TechCrunch and Digg reports Apple co-founder Steve Wozniak says he is “a little afraid about the future of Apple” even though “it could go positive.” Some of his concerns are based on Apple’s iPhone 4S product demo. He says the company talked about its dual-core processor, but “Steve (Jobs) doesn’t want us to think about dual-core processors, all we need to know is how do we get our answer, how do we connect to the internet… Human things, not technical things.” He also says he doesn’t want Apple to go the way Sony went in its products.

Woz is living up to his twitter bio, “Engineers First!“. He is first in line to buy the iPhone 4S outside the Los Gatos, California Apple store. He was holding court, taking questions and signing autographs.

In this video, shot with an iPhone, Woz shared his reaction to the recent death of Steve Jobs and the last phone call they had together.

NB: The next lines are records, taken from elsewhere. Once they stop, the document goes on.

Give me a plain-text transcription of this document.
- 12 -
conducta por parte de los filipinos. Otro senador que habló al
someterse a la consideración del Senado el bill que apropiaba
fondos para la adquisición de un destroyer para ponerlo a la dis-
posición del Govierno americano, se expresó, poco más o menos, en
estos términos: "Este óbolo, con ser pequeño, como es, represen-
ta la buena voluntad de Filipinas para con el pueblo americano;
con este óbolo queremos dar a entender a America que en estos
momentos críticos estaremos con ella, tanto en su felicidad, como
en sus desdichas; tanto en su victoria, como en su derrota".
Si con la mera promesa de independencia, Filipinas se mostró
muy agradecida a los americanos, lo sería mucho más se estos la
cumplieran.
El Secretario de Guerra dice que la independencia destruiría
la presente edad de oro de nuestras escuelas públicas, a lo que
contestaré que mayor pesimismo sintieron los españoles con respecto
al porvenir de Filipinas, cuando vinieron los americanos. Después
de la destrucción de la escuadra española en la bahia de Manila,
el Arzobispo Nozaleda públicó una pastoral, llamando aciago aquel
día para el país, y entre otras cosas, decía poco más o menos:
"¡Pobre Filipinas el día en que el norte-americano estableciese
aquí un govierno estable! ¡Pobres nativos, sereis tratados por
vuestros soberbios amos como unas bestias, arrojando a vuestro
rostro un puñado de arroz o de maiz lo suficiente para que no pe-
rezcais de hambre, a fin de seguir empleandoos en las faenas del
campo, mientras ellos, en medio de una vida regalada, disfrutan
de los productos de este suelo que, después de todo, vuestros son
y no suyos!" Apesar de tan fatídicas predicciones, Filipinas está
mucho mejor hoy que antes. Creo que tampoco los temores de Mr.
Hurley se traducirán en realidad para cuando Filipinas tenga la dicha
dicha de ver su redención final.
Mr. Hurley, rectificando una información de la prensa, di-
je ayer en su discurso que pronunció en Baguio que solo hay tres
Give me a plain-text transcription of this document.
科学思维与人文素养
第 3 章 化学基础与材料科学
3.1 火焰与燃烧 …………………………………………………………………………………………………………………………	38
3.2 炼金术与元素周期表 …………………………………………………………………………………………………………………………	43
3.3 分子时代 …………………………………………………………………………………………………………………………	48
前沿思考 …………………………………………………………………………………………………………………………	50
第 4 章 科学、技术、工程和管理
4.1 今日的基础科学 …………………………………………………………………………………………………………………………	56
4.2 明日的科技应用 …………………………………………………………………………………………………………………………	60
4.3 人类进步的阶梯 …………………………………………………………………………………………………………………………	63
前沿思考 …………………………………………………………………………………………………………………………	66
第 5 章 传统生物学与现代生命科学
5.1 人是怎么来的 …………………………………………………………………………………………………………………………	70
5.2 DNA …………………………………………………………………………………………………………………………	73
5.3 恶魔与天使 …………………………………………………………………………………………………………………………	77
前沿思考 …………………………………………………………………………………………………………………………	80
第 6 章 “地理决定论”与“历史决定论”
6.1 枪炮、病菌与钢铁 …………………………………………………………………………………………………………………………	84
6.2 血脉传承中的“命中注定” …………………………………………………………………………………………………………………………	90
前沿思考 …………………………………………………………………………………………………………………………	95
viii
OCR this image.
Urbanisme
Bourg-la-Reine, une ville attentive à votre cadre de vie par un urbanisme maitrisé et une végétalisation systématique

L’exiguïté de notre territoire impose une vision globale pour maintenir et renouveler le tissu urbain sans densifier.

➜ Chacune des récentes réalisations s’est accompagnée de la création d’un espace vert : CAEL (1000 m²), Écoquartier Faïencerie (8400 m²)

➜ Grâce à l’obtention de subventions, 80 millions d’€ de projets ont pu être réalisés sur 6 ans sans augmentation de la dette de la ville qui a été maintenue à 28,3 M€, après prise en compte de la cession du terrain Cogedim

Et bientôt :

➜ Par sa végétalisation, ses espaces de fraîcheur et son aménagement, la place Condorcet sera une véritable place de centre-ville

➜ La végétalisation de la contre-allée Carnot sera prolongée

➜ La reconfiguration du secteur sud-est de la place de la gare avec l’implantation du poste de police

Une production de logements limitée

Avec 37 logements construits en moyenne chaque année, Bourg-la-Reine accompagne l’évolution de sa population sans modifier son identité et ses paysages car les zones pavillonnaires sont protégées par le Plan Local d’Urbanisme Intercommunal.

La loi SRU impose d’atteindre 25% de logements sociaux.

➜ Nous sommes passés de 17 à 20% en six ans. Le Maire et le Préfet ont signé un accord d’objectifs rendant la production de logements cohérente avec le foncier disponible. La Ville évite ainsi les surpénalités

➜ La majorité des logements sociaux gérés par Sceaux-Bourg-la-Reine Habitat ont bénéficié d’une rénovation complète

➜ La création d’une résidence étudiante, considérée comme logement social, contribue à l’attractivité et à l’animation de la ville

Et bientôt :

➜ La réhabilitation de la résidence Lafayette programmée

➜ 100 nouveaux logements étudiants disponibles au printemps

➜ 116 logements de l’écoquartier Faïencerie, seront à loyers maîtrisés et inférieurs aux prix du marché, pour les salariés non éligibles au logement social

Woz also talked about the Apple’s planned spaceship campus and its connection to Apple history.

In another video in an earlier post, Woz talks about why he is excited about getting the iPhone 4S.

Update: A commenter on Digg points out that Jobs talked about the dual-core processors at theiPad 2 keynote.

Photo by Greg Kumparak

Editor’s Note: The woman who is asking most of these questions was one of the many members of the public who gathered outside the Apple store. Wozniak was happy to talk to anyone who had a question or comment.